Dealing with disappointment

I was thinking about yesterday’s entry as I listened to Mitt Romney’s concession speech yesterday.  Failing to be elected as President of the United States clearly wasn’t an experience that Romney had sought.  But it seemed to me that he dealt with it graciously and with aplomb.

Admittedly it took him a while to come out and make his speech (after the outcome was clear), and he has been criticised in some quarters for this delay.  However, I think that there is merit in allowing time to process your emotions, gather your thoughts and then react to any disappointment that comes along in life.

There were two aspects of the concession speech that I thought were noteworthy.

Firstly, Romney went beyond the bare minimum of thanking his supporters, congratulating his opponent and walking off.  He was almost statesman-like when he said:

“At a time like this, we can’t risk partisan bickering and political posturing.
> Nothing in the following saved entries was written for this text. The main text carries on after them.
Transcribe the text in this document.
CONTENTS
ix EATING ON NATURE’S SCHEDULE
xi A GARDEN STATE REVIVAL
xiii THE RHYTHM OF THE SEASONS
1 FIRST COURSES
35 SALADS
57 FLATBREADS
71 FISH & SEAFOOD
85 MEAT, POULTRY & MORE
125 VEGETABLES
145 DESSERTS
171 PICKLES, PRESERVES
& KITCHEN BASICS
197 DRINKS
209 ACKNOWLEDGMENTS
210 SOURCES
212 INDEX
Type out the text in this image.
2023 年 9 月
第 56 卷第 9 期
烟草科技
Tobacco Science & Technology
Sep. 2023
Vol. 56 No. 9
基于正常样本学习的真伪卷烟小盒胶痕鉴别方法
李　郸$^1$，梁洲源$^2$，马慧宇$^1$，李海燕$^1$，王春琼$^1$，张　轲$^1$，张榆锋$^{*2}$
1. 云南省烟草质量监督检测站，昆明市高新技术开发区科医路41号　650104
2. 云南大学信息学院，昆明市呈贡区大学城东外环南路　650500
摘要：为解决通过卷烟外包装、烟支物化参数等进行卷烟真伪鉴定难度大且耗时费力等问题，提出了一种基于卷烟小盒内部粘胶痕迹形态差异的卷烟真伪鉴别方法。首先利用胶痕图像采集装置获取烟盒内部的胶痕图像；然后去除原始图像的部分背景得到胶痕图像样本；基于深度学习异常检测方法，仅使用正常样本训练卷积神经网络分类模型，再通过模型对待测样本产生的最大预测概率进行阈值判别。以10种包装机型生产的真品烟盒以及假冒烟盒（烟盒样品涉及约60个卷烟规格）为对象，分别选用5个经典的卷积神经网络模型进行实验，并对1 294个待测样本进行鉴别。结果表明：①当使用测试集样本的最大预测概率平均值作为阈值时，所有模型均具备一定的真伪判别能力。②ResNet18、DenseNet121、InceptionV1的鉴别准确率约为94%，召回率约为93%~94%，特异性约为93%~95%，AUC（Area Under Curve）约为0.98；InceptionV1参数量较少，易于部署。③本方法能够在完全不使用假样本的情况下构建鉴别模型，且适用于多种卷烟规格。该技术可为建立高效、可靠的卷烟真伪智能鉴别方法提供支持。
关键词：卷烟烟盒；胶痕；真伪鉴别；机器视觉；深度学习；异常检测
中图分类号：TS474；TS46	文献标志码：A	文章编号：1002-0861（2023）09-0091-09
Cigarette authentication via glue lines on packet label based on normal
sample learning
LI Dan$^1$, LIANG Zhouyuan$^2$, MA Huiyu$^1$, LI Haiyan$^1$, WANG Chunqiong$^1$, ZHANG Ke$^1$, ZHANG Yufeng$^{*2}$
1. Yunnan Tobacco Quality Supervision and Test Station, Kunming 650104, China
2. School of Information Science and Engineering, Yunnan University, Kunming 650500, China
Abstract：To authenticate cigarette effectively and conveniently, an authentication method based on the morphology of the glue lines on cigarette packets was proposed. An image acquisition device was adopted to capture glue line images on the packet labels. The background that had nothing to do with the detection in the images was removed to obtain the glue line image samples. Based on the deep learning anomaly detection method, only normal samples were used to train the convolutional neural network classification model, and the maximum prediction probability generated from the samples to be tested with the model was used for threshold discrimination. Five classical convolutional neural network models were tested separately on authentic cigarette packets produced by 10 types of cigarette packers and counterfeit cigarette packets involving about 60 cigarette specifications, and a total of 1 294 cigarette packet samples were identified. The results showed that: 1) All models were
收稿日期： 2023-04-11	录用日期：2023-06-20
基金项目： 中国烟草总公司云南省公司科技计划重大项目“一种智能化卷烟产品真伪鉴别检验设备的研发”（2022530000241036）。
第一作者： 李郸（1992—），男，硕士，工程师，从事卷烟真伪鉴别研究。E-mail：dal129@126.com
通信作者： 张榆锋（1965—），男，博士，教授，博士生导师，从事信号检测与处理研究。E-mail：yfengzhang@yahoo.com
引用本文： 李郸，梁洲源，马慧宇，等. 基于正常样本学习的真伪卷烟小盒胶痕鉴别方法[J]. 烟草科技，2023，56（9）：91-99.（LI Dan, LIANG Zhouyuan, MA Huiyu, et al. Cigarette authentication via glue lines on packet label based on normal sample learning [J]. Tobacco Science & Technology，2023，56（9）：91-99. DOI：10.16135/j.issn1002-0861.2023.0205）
Our leaders have to reach across the aisle to do the nation’s work.”

This didn’t give the impression of a quick ‘tick the box’ speech, but rather it was crafted to set a positive tone for his followers.

Secondly, I thought he demonstrated integrity by not hiding his disappointment while offering to pray for Obama.

“I so wish that I had been able to fulfill your hopes to lead the country in a different direction, but the nation chose another leader. And so Ann and I join with you to earnestly pray for him and for this great nation.”

While Mitt Romney wouldn’t have been my choice for President, I thought the way he handled himself in defeat was classy – and a lesson to all of us when we face disappointment.